C'est un match âpre, sans envolée, dominante au pied que les clubs de la grande finale 84 nous livrent. Une occasion pour revoir la détresse de Bernard Viviés affalé sur le gazon du Parc des Princes consolé par l'arbitre fuxéen M. Yché. Aujourd'hui, on est loin de l'intensité de cette rencontre; les miens bafouillent - 13 en avant - perdent ou donnent le ballon. Une belle réaction d'orgueil autorise une difficile victoire. Mon ami Michel Palmié me prend sous aile dans le couloir d'Armandie : "Vous n'êtes vraiment pas bons" , me glisse-t-il.

Dans les vestiaires, les joueurs restent prostrés comme après une défaite. J'essaye de les rassurer; me croient-ils sincère ? Pourtant les 18 ans de SG ont tout tenté. Pourvu qu'il garde cette insouciance !

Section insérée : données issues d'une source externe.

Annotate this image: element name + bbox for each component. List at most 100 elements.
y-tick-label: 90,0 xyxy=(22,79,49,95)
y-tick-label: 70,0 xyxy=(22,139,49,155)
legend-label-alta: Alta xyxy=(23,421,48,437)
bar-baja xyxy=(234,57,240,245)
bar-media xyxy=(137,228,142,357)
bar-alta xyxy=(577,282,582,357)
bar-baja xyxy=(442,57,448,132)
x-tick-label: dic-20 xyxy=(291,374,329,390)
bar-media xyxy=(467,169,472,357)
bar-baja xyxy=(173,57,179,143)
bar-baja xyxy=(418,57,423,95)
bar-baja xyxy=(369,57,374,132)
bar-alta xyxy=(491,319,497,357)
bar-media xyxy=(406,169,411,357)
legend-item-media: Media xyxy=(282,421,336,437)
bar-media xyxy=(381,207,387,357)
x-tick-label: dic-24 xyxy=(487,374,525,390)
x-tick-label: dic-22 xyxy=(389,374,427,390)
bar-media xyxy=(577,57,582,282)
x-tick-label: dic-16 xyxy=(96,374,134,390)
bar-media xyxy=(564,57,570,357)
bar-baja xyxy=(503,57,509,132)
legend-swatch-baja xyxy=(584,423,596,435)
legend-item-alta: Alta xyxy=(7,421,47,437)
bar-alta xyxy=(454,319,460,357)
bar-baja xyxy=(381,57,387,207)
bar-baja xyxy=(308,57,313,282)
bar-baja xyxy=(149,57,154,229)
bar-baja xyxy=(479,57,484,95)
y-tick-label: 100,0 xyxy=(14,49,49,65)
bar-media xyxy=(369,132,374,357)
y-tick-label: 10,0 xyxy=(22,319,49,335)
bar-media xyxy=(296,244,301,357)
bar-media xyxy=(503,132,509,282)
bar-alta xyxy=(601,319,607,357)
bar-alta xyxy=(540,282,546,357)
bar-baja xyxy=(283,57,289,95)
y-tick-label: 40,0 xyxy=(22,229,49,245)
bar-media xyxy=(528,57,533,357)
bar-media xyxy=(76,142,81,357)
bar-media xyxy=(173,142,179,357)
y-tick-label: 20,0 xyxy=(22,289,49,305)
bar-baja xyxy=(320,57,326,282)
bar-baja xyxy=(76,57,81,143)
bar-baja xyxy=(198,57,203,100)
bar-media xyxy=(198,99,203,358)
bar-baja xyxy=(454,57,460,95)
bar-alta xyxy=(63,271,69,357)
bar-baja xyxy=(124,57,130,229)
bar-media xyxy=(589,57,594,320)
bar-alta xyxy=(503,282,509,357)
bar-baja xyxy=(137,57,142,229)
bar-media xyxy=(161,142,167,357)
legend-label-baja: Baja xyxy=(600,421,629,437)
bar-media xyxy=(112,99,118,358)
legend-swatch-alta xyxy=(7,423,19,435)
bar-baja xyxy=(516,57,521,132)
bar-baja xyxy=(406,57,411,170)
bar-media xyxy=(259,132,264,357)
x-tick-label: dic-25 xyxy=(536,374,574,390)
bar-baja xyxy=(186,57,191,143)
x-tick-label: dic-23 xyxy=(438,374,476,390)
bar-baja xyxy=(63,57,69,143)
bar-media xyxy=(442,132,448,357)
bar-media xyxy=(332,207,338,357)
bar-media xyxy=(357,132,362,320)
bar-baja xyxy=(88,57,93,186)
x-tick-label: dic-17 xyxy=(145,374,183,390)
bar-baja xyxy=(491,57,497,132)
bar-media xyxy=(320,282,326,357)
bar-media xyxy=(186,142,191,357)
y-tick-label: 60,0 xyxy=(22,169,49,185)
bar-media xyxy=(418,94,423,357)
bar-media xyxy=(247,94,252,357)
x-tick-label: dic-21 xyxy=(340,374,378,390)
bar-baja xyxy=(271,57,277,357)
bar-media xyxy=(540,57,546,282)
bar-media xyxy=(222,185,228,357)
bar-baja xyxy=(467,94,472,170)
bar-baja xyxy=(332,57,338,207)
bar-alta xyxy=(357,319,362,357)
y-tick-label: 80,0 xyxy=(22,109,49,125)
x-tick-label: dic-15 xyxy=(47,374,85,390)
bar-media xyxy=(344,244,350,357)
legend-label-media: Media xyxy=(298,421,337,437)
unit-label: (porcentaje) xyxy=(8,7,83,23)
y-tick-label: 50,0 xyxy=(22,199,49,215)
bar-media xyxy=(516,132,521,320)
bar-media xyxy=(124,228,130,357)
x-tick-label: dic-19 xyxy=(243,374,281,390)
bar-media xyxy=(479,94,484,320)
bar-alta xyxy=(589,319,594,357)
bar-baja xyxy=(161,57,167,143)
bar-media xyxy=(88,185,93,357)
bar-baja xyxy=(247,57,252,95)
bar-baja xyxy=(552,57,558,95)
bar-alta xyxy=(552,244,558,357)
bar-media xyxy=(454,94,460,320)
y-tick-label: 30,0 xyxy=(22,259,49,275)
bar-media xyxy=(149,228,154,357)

Sur France 2, dans l'émission Stade 2, allongée sur son divan, la diva expose ses états d'âme. A-t-il une pensée pour ses copains qui ont souffert sans lui cet après-midi ?

Lundi 26 novembre:

"Mon copain, le chêne"... Vous imaginez le nombre de copains qu'il a connu depuis mille ans ! Il me paraît en pleine forme sous ses habits d'automne; le soleil du Gers est au rendez-vous mais la brume de novembre cache les Pyrénées: presque tant mieux, nous sommes bien chez nous; les clochers de Viozan, de Sauviac, de St Elix, de Belloc, de St Michel, etc... et bien sûr de Miramont se dessinent plus ou moins discrètement. On se saoule d'horizons.

Mardi 27 novembre:

Quatre joueurs au repos pour le déplacement de Mont de Marsan; c'est une annonce d'autant plus difficile qu'ils sont "accros" des matchs et de l'entraînement et qu'ils pensent qu'il s'agit d'une mise à l'écart. Leurs réticences me rassurent: leur passion est intacte. Deux rendez-vous intéressants: le premier avec GR futur retraité du Comité Périgord Agenais; un technicien discret mais très compétent. Un peu plus tard c'est "Potiolo" toujours passionné par le jeu des numéros neuf et par le rôle du capitaine. Je peux les écouter des heures sans lassitude.

Mercredi 29 novembre:

La lettre anonyme. Comme tout entraîneur, je reçois mon lot - parfois hebdomadaire, parfois mensuel - de ce genre de missives. Certains de mes collègues - ce type d'envoi dégage une certaine odeur - les jettent au panier sans même les lire, d'autres les lisent et réalisent le même geste.

De mon coté, j'aime bien les garder avant de les... perdre: mon entourage sait que je perds tout ! Aujourd'hui, je regrette beaucoup de ne pas les avoir toutes conservées pour pouvoir les relire, les soirs de spleen. D'abord, les auteurs ont beaucoup de mérite car ils pourraient utiliser comme tout un chacun des moyens d'expression plus modernes: le téléphone sous couvert de numéro masqué, les forums des clubs sous couvert de sobriquets. Ensuite, rédiger une bonne lettre anonyme relève d'un certain art: quelle patience pour découper une photo dans le journal et la recouvrir d'insultes ! Quelle minutie pour composer un texte avec des mots d'abord isolés puis regroupés méticuleusement pour assouvir sa rancoeur ! Il me faut remercier aussi tous ces compétents qui depuis quelques années composent l'équipe du week-end à venir: je tiens souvent compte de leurs avis. Parfois, ils me témoignent une amicale sollicitude en s'occupant affectueusement de ma vie privée: "Un tel est le nouvel amant de ta femme... Tu as changé de maîtresse..." L'apologie c'est la collection d'insultes. Par ici, elles sont plus politiques que rugbystiques : "vieux con de gauchiste... pédale d'anarchiste... " Ma préférée étant: " milliardaire rouge ".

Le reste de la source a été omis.